Sunday, January 05, 2020

Batuman

So I pushed through to the end of Elif Batuman's The Possessed. The simple fact that I did so is, of course, a vote of confidence in the book. In many ways, its strengths and weaknesses are one and the same. In chapters on Lazhechnikov's The Ice House and the historical incident it was based on (an actual ice house created in the mid 1700s by the somewhat crazed Empress Anna Ioanovna, in which she forced a couple of members of her court to marry and spend their wedding night, just cuz) and on her studies of Uzbek literature in a summer in Samarkand, she sometimes overindulges in digression and detail.

But then again, it is Batuman's tremendous enthusiasm, curiosity and stamina in ingesting texts and experience which allow her to have some pretty unique and deep thoughts. Sadly, I can't synopsize them quickly. The idea of doing so reminds of the story of when someone asked either Wittgenstein or Tolstoi what their book was about, and whoever it was responded by saying that the only way they could answer the question was to read the book aloud from the start. So there.
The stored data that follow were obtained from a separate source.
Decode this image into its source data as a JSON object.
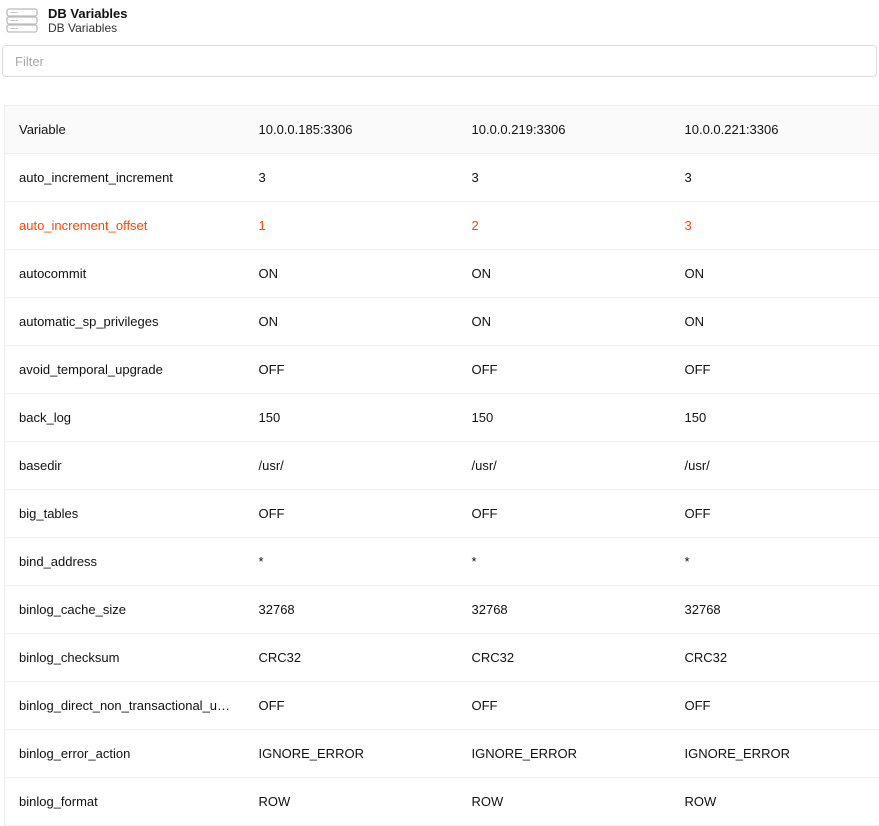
{
  "header": {
    "title": "DB Variables",
    "subtitle": "DB Variables"
  },
  "filter": {
    "placeholder": "Filter"
  },
  "table": {
    "columns": [
      "Variable",
      "10.0.0.185:3306",
      "10.0.0.219:3306",
      "10.0.0.221:3306"
    ],
    "rows": [
      {
        "variable": "auto_increment_increment",
        "values": [
          "3",
          "3",
          "3"
        ],
        "diff": false
      },
      {
        "variable": "auto_increment_offset",
        "values": [
          "1",
          "2",
          "3"
        ],
        "diff": true
      },
      {
        "variable": "autocommit",
        "values": [
          "ON",
          "ON",
          "ON"
        ],
        "diff": false
      },
      {
        "variable": "automatic_sp_privileges",
        "values": [
          "ON",
          "ON",
          "ON"
        ],
        "diff": false
      },
      {
        "variable": "avoid_temporal_upgrade",
        "values": [
          "OFF",
          "OFF",
          "OFF"
        ],
        "diff": false
      },
      {
        "variable": "back_log",
        "values": [
          "150",
          "150",
          "150"
        ],
        "diff": false
      },
      {
        "variable": "basedir",
        "values": [
          "/usr/",
          "/usr/",
          "/usr/"
        ],
        "diff": false
      },
      {
        "variable": "big_tables",
        "values": [
          "OFF",
          "OFF",
          "OFF"
        ],
        "diff": false
      },
      {
        "variable": "bind_address",
        "values": [
          "*",
          "*",
          "*"
        ],
        "diff": false
      },
      {
        "variable": "binlog_cache_size",
        "values": [
          "32768",
          "32768",
          "32768"
        ],
        "diff": false
      },
      {
        "variable": "binlog_checksum",
        "values": [
          "CRC32",
          "CRC32",
          "CRC32"
        ],
        "diff": false
      },
      {
        "variable": "binlog_direct_non_transactional_updates",
        "values": [
          "OFF",
          "OFF",
          "OFF"
        ],
        "diff": false
      },
      {
        "variable": "binlog_error_action",
        "values": [
          "IGNORE_ERROR",
          "IGNORE_ERROR",
          "IGNORE_ERROR"
        ],
        "diff": false
      },
      {
        "variable": "binlog_format",
        "values": [
          "ROW",
          "ROW",
          "ROW"
        ],
        "diff": false
      }
    ]
  }
}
In many ways, the book testifies to the enduring power of scholarship and experience, when channeled through a pen of talent. Natalie espied a copy of Batuman's second book, The Idiot, in the little free library out by the lake (let the record show that having one there was my idea). I went and snagged it, replacing it with a Henning Mankell novel that I once read most of a second time by accident. I won't be repeating that mistake.